With $273 million in endowment funds in fiscal 2014, this university ranked 253 out of 851 colleges and universities listed in the study released Thursday.
Among Big Ten schools, this university placed last on NACUBO’s list, behind No. 9 University of Michigan, No. 24 Ohio State University and No. 27 The Pennsylvania State University.
Though this university also receives $94 million in endowments from the University System of Maryland Foundation and $104 million from the Common Trust Fund, this university and Rutgers University are the only two Big Ten schools that operate with less than $1 billion in endowed funds.

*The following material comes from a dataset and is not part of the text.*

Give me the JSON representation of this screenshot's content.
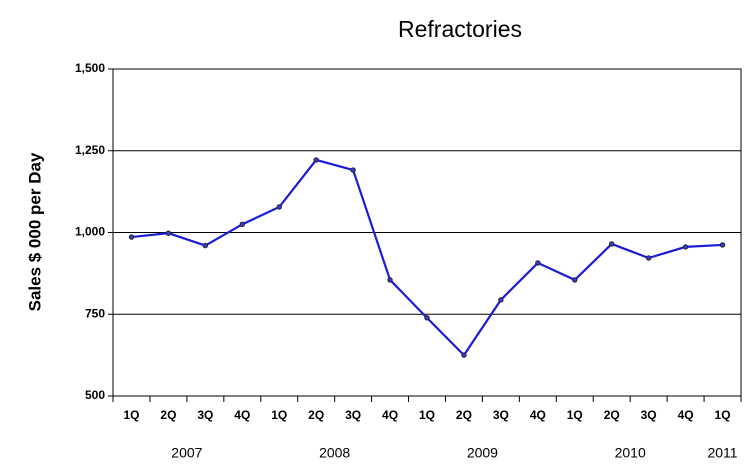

The money primarily goes to endow chairs for faculty, to fellowships for graduate students, for funding financial aid and to support specific areas of research, said David Silver, the College Park Foundation’s director of financial management.
Schools with big endowments tend to have larger donor bases than schools with smaller endowments, said Ken Redd, research and policy analysis director at NACUBO. This university has the fourth-smallest enrollment in the conference, according to U.S. News and World Report.

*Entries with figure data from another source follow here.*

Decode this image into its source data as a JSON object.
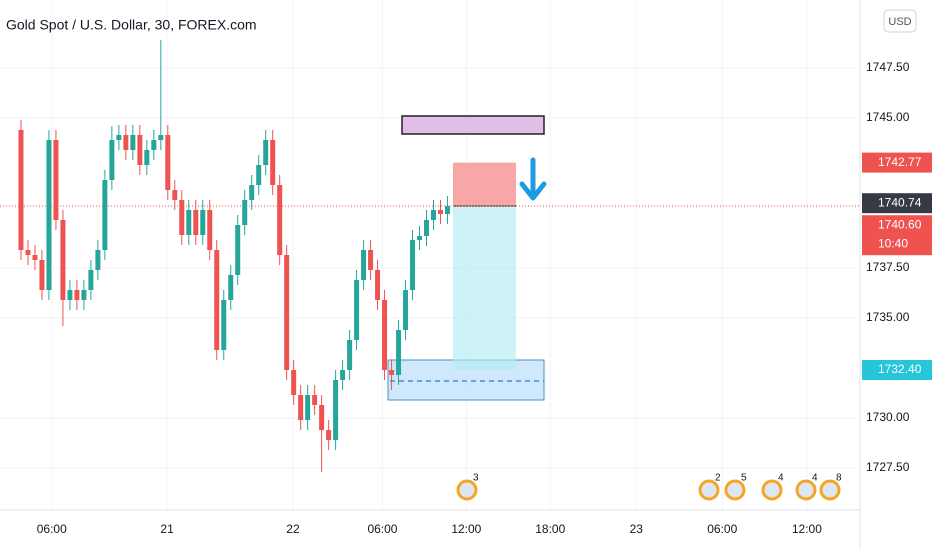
{
  "chart_data": {
    "type": "candlestick",
    "title": "Gold Spot / U.S. Dollar, 30, FOREX.com",
    "currency": "USD",
    "up_color": "#26a69a",
    "down_color": "#ef5350",
    "open": [
      1744.4,
      1738.4,
      1738.15,
      1737.9,
      1736.4,
      1743.9,
      1739.9,
      1735.9,
      1736.4,
      1735.9,
      1736.4,
      1737.4,
      1738.4,
      1741.9,
      1743.9,
      1744.15,
      1743.4,
      1744.15,
      1742.65,
      1743.4,
      1743.9,
      1744.15,
      1741.4,
      1740.9,
      1739.15,
      1740.4,
      1739.15,
      1740.4,
      1738.4,
      1733.4,
      1735.9,
      1737.15,
      1739.65,
      1740.9,
      1741.65,
      1742.65,
      1743.9,
      1741.65,
      1738.15,
      1732.4,
      1731.15,
      1729.9,
      1731.15,
      1730.65,
      1729.4,
      1728.9,
      1731.9,
      1732.4,
      1733.9,
      1736.9,
      1738.4,
      1737.4,
      1735.9,
      1732.4,
      1732.15,
      1734.4,
      1736.4,
      1738.9,
      1739.1,
      1739.9,
      1740.4,
      1740.2
    ],
    "high": [
      1744.9,
      1738.9,
      1738.65,
      1738.4,
      1744.4,
      1744.4,
      1740.4,
      1736.9,
      1736.9,
      1736.9,
      1737.9,
      1738.9,
      1742.4,
      1744.6,
      1744.65,
      1744.65,
      1744.65,
      1744.65,
      1743.9,
      1744.4,
      1748.9,
      1744.65,
      1741.9,
      1741.4,
      1740.9,
      1740.9,
      1740.9,
      1740.9,
      1738.9,
      1736.4,
      1737.65,
      1740.15,
      1741.4,
      1742.15,
      1743.15,
      1744.4,
      1744.4,
      1742.15,
      1738.65,
      1732.9,
      1731.65,
      1731.65,
      1731.65,
      1731.15,
      1729.9,
      1732.4,
      1732.9,
      1734.4,
      1737.4,
      1738.9,
      1738.9,
      1737.9,
      1736.4,
      1732.9,
      1734.9,
      1736.9,
      1739.4,
      1739.6,
      1740.4,
      1740.9,
      1740.9,
      1741.1
    ],
    "low": [
      1737.9,
      1737.65,
      1737.4,
      1735.9,
      1735.9,
      1739.4,
      1734.6,
      1735.4,
      1735.4,
      1735.4,
      1735.9,
      1736.9,
      1737.9,
      1741.4,
      1743.4,
      1742.9,
      1742.9,
      1742.15,
      1742.15,
      1742.9,
      1743.4,
      1740.9,
      1740.4,
      1738.65,
      1738.65,
      1738.65,
      1738.65,
      1737.9,
      1732.9,
      1732.9,
      1735.4,
      1736.65,
      1739.15,
      1740.4,
      1741.15,
      1742.15,
      1741.15,
      1737.65,
      1731.9,
      1730.65,
      1729.4,
      1729.4,
      1730.15,
      1727.3,
      1728.4,
      1728.4,
      1731.4,
      1731.9,
      1733.4,
      1736.4,
      1736.9,
      1735.4,
      1731.9,
      1731.4,
      1731.65,
      1733.9,
      1735.9,
      1738.4,
      1738.6,
      1739.4,
      1739.7,
      1739.7
    ],
    "close": [
      1738.4,
      1738.15,
      1737.9,
      1736.4,
      1743.9,
      1739.9,
      1735.9,
      1736.4,
      1735.9,
      1736.4,
      1737.4,
      1738.4,
      1741.9,
      1743.9,
      1744.15,
      1743.4,
      1744.15,
      1742.65,
      1743.4,
      1743.9,
      1744.15,
      1741.4,
      1740.9,
      1739.15,
      1740.4,
      1739.15,
      1740.4,
      1738.4,
      1733.4,
      1735.9,
      1737.15,
      1739.65,
      1740.9,
      1741.65,
      1742.65,
      1743.9,
      1741.65,
      1738.15,
      1732.4,
      1731.15,
      1729.9,
      1731.15,
      1730.65,
      1729.4,
      1728.9,
      1731.9,
      1732.4,
      1733.9,
      1736.9,
      1738.4,
      1737.4,
      1735.9,
      1732.4,
      1732.15,
      1734.4,
      1736.4,
      1738.9,
      1739.1,
      1739.9,
      1740.4,
      1740.2,
      1740.6
    ],
    "xlim": [
      -3,
      120
    ],
    "xticks": [
      {
        "value": 4.4,
        "label": "06:00"
      },
      {
        "value": 20.9,
        "label": "21"
      },
      {
        "value": 38.9,
        "label": "22"
      },
      {
        "value": 51.7,
        "label": "06:00"
      },
      {
        "value": 63.7,
        "label": "12:00"
      },
      {
        "value": 75.7,
        "label": "18:00"
      },
      {
        "value": 88,
        "label": "23"
      },
      {
        "value": 100.3,
        "label": "06:00"
      },
      {
        "value": 112.4,
        "label": "12:00"
      }
    ],
    "ylim": [
      1725.4,
      1750.9
    ],
    "yticks": [
      {
        "value": 1727.5,
        "label": "1727.50"
      },
      {
        "value": 1730,
        "label": "1730.00"
      },
      {
        "value": 1735,
        "label": "1735.00"
      },
      {
        "value": 1737.5,
        "label": "1737.50"
      },
      {
        "value": 1745,
        "label": "1745.00"
      },
      {
        "value": 1747.5,
        "label": "1747.50"
      }
    ],
    "grid": true,
    "price_tags": [
      {
        "value": 1742.77,
        "label": "1742.77",
        "color": "#ef5350"
      },
      {
        "value": 1740.74,
        "label": "1740.74",
        "color": "#363a45"
      },
      {
        "value": 1740.6,
        "label": "1740.60",
        "color": "#ef5350"
      },
      {
        "value": 1732.4,
        "label": "1732.40",
        "color": "#26c6da"
      }
    ],
    "countdown": "10:40",
    "event_counts": [
      3,
      2,
      5,
      4,
      4,
      8
    ]
  }
}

In addition, endowments started more recently are likely to be smaller than those at historic institutions that have been building them for decades, Redd said. Harvard University remained at the top of NACUBO’s 2014 list with almost $36 billion in endowment funds.
“Endowments started more recently at universities that don’t have as large a donor base – those two characteristics can explain the difference between a large endowment school and a small endowment school,” Redd said.

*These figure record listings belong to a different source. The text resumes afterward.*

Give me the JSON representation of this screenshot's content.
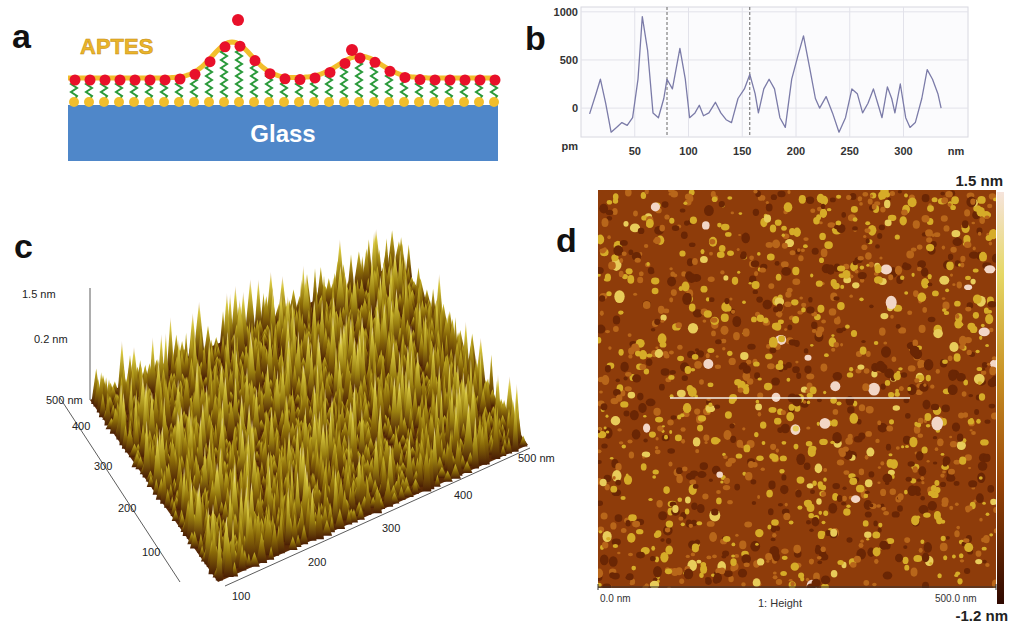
{
  "chart_data": {
    "type": "line",
    "xlabel": "nm",
    "ylabel": "pm",
    "x": [
      8,
      14,
      18,
      23,
      28,
      33,
      38,
      43,
      48,
      53,
      57,
      62,
      67,
      72,
      77,
      80,
      85,
      92,
      97,
      101,
      106,
      110,
      114,
      119,
      125,
      130,
      135,
      140,
      146,
      152,
      157,
      162,
      165,
      170,
      175,
      180,
      185,
      190,
      196,
      202,
      207,
      213,
      218,
      222,
      228,
      234,
      240,
      246,
      252,
      257,
      262,
      267,
      272,
      276,
      280,
      285,
      289,
      292,
      297,
      302,
      306,
      311,
      317,
      322,
      327,
      332,
      335
    ],
    "values": [
      -60,
      150,
      300,
      50,
      -250,
      -200,
      -150,
      -180,
      -100,
      300,
      950,
      600,
      -50,
      -100,
      100,
      300,
      200,
      620,
      300,
      -100,
      -50,
      30,
      -80,
      -50,
      60,
      -50,
      -120,
      -150,
      100,
      200,
      350,
      150,
      -50,
      200,
      300,
      200,
      -100,
      -200,
      300,
      550,
      750,
      400,
      100,
      0,
      120,
      -50,
      -250,
      -100,
      200,
      150,
      -50,
      50,
      200,
      50,
      -100,
      220,
      100,
      -50,
      250,
      -100,
      -200,
      -150,
      100,
      400,
      300,
      150,
      0
    ],
    "xlim": [
      0,
      360
    ],
    "ylim": [
      -300,
      1050
    ],
    "xticks": [
      50,
      100,
      150,
      200,
      250,
      300
    ],
    "yticks": [
      0,
      500,
      1000
    ],
    "grid": true,
    "color": "#7b7ba8",
    "cursors": [
      80,
      157
    ]
  },
  "figure": {
    "panels": [
      "a",
      "b",
      "c",
      "d"
    ],
    "schematic": {
      "layer": "APTES",
      "substrate": "Glass"
    },
    "surface3d": {
      "z_labels": [
        "1.5 nm",
        "0.2 nm"
      ],
      "y_labels": [
        "500 nm",
        "400",
        "300",
        "200",
        "100"
      ],
      "x_labels": [
        "100",
        "200",
        "300",
        "400",
        "500 nm"
      ]
    },
    "height_map": {
      "colorbar_max": "1.5 nm",
      "colorbar_min": "-1.2 nm",
      "x_start": "0.0 nm",
      "x_end": "500.0 nm",
      "channel": "1: Height"
    }
  }
}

The uptick at this university from fiscal 2013 to 2014 can be partially credited to an increase in the College Park Foundation’s staff size, said Peter Weiler, vice president of university relations.
“We, as a university, have got much more impressive in talking up who we are to our alums who support us,” he said. “It’s all about leadership — people believe in the vision the president has for the university and the direction we’re headed and they want to support us.”
Weiler said unlike many other universities in the Big Ten , this university has had only one major fundraising campaign — the Great Expectations campaign, which raised just more than $1 billion from 2006 to 2012.
“We started late,” Silver said. “Most of the Big Ten schools started their endowment much earlier than we did. They’re ahead of the game — they were doing it in the 1960s and ’70s.”
Silver said although he is an alumnus of this university, he can’t recall being asked to donate until about 10 or 15 years ago, when this university “kicked up their fundraising.”
“Those guys — Michigan, Penn State, Ohio State — have been doing it for years and years, and now our goal is to catch up and surpass,” Silver said.